Dwight D. Eisenhower was the 34th President of the USA, served as a general in the US Army, as the Allied Forces Supreme Commander during World War II and also later NATO’s first supreme commander. Talk about having to continuously make tough decisions! Dwight developed the now world-famous Eisenhower principle, which prioritises a task based on its urgency and importance.
Some tasks are both urgent and important. They are your first priority and should be worked on first. E.g. paying staff salaries on payday or the tax deadline that is tomorrow. Basically everything important that comes with a deadline. To me, they are the easiest to identify.

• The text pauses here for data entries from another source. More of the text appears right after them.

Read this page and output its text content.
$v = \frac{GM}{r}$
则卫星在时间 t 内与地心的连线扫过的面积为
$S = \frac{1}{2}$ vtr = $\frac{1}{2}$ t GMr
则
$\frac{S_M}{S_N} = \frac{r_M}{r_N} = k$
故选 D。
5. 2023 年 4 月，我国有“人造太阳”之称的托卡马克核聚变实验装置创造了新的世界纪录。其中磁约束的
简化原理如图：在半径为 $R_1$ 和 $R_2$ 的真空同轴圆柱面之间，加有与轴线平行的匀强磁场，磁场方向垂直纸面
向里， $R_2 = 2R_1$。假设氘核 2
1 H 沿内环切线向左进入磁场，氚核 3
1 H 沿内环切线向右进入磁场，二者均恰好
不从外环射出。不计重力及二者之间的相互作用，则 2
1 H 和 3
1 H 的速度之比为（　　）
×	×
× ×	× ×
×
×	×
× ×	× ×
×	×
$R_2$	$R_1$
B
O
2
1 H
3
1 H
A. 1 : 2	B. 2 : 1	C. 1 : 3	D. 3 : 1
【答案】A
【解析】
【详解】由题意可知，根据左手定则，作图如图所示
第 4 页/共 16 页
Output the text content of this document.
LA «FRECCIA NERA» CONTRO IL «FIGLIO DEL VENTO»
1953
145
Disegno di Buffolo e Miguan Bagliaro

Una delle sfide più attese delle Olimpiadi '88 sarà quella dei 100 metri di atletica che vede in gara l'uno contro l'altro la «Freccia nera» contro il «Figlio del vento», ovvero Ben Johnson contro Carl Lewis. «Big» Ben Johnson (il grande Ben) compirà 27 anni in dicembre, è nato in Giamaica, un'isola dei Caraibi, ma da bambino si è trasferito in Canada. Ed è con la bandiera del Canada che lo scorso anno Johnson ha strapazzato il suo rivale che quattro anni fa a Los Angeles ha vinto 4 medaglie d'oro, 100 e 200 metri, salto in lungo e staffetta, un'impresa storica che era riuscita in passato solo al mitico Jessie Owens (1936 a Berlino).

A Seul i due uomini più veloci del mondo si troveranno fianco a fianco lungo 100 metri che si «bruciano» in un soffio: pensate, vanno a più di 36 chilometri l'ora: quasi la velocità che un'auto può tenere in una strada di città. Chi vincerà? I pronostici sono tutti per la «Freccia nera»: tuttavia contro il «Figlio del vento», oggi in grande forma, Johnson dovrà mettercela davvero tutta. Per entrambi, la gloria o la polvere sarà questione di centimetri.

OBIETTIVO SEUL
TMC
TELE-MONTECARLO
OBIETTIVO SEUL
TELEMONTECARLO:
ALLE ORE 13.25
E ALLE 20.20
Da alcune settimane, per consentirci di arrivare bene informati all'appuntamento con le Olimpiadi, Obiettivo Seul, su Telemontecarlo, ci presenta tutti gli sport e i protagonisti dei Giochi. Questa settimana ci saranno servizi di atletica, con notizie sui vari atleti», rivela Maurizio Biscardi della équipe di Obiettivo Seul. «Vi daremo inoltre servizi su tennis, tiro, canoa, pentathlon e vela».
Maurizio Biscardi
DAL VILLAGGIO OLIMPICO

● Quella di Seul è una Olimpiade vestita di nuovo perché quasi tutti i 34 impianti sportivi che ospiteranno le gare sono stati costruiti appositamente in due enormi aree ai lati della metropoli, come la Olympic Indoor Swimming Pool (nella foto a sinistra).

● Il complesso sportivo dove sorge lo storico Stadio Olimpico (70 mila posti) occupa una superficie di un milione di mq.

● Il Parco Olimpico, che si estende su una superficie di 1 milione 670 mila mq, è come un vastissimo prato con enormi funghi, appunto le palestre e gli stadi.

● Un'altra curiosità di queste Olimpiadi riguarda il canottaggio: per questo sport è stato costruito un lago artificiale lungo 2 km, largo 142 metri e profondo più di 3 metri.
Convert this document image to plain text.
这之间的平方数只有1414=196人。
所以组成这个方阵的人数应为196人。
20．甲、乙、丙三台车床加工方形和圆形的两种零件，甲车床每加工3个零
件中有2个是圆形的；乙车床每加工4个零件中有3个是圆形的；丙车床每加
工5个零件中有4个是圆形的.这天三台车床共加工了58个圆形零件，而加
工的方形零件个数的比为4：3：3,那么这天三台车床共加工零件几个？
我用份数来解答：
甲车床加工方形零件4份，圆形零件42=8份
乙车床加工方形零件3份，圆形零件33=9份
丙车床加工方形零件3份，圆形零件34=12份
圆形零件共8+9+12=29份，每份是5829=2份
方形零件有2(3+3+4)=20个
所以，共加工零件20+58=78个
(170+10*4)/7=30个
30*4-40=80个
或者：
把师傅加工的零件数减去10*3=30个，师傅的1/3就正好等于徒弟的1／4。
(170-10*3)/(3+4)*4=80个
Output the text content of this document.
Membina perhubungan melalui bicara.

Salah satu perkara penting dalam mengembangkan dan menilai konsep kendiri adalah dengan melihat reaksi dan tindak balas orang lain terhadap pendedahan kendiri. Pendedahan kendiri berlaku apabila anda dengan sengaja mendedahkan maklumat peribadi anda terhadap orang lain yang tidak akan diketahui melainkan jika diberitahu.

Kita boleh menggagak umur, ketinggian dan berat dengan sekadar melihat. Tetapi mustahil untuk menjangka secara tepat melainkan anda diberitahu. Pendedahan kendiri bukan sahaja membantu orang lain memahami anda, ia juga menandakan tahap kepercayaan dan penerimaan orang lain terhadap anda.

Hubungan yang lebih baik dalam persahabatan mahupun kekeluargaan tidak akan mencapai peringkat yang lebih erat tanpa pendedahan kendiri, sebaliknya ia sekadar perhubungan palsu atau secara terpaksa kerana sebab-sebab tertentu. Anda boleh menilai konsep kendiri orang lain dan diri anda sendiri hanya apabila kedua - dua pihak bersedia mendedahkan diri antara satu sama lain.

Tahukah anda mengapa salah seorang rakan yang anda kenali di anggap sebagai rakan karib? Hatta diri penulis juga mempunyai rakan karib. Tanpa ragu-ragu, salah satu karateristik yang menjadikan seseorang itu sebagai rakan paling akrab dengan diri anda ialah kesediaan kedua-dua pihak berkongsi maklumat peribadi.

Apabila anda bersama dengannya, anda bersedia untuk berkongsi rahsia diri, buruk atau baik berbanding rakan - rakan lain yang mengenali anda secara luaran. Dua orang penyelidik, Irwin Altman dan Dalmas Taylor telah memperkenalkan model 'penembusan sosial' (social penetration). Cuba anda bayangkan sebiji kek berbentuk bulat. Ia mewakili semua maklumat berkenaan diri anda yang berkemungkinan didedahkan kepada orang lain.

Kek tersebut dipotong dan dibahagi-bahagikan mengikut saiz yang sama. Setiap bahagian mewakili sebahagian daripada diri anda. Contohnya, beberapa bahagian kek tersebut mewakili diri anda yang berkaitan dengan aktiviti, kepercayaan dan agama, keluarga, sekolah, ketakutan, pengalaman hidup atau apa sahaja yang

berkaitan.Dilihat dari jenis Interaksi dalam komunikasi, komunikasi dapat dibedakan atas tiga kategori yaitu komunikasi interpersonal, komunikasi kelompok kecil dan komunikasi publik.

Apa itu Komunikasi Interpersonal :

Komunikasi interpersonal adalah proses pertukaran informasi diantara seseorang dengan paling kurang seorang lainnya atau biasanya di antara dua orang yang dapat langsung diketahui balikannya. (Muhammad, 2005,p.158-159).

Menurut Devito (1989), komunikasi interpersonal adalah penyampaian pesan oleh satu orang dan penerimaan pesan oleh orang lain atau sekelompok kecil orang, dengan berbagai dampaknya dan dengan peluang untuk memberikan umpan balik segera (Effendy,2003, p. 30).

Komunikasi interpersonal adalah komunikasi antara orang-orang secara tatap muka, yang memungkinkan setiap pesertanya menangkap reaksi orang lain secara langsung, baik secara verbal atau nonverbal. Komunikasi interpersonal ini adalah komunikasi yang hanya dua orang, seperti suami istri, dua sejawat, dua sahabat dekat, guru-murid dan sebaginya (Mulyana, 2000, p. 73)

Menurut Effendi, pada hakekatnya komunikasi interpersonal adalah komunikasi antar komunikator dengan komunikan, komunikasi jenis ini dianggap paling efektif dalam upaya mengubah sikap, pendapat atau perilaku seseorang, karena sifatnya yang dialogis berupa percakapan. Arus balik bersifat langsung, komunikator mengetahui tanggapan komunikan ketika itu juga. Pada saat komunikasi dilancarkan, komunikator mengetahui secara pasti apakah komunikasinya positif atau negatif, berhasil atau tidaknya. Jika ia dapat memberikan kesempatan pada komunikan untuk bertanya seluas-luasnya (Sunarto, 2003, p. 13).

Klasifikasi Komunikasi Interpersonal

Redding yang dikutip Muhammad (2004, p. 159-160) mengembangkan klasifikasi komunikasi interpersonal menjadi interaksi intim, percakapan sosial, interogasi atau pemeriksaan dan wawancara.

The next easily identifiable tasks are those that are important but not urgent. They must get scheduled into your calendar to ensure they are completed timeously. Professional Time-Managers feel you should spend the majority of your time on tasks in this category to safeguard against an important task ever becoming urgent as well. It takes a lot of self-discipline but is completely worth the feeling of control you gain from doing so. Examples include having an important conversation with someone, going for a health check-up or drafting your marketing strategy for the year. After you’ve completed your Do First tasks, you should do these Schedule tasks next. They are your 2nd priority.
The next two categories can be a little blurry.
Priority 3 are those items that are urgent but not so necessary for you to complete personally. Sometimes we just have to do them, but mostly they are the perfect candidates for delegation. This could be someone asking you for prices, dealing with clients’ queries on products or balancing your books. If you stop and look around there will most likely be a team member or another business or even software/apps that could take care of the majority of these items. These are the tasks you eliminate, automate or delegate.
Tasks that are neither important nor urgent. If you look at it and ask, ‘is this really necessary?’ then it shouldn’t be on your task-list. These could include needless reports, attending meetings unnecessarily, replying to each and every email, re-organising your desk. Basically, it’s anything that isn’t truly moving your projects forward. These tasks can creep onto your list and take up an enormous amount of time if you’re not careful. They need to go. Cross them off and move along.
What is important here is to not spend too much time categorising your tasks. It is more important to actually do them! I allow myself about 15 minutes in the morning to arrange my task-list and choose the most important 3 of the Do First tasks. I try to do 1 or 2 of them first before I even look at my email or phone. This way I ensure that my priorities are set by me, not by someone else.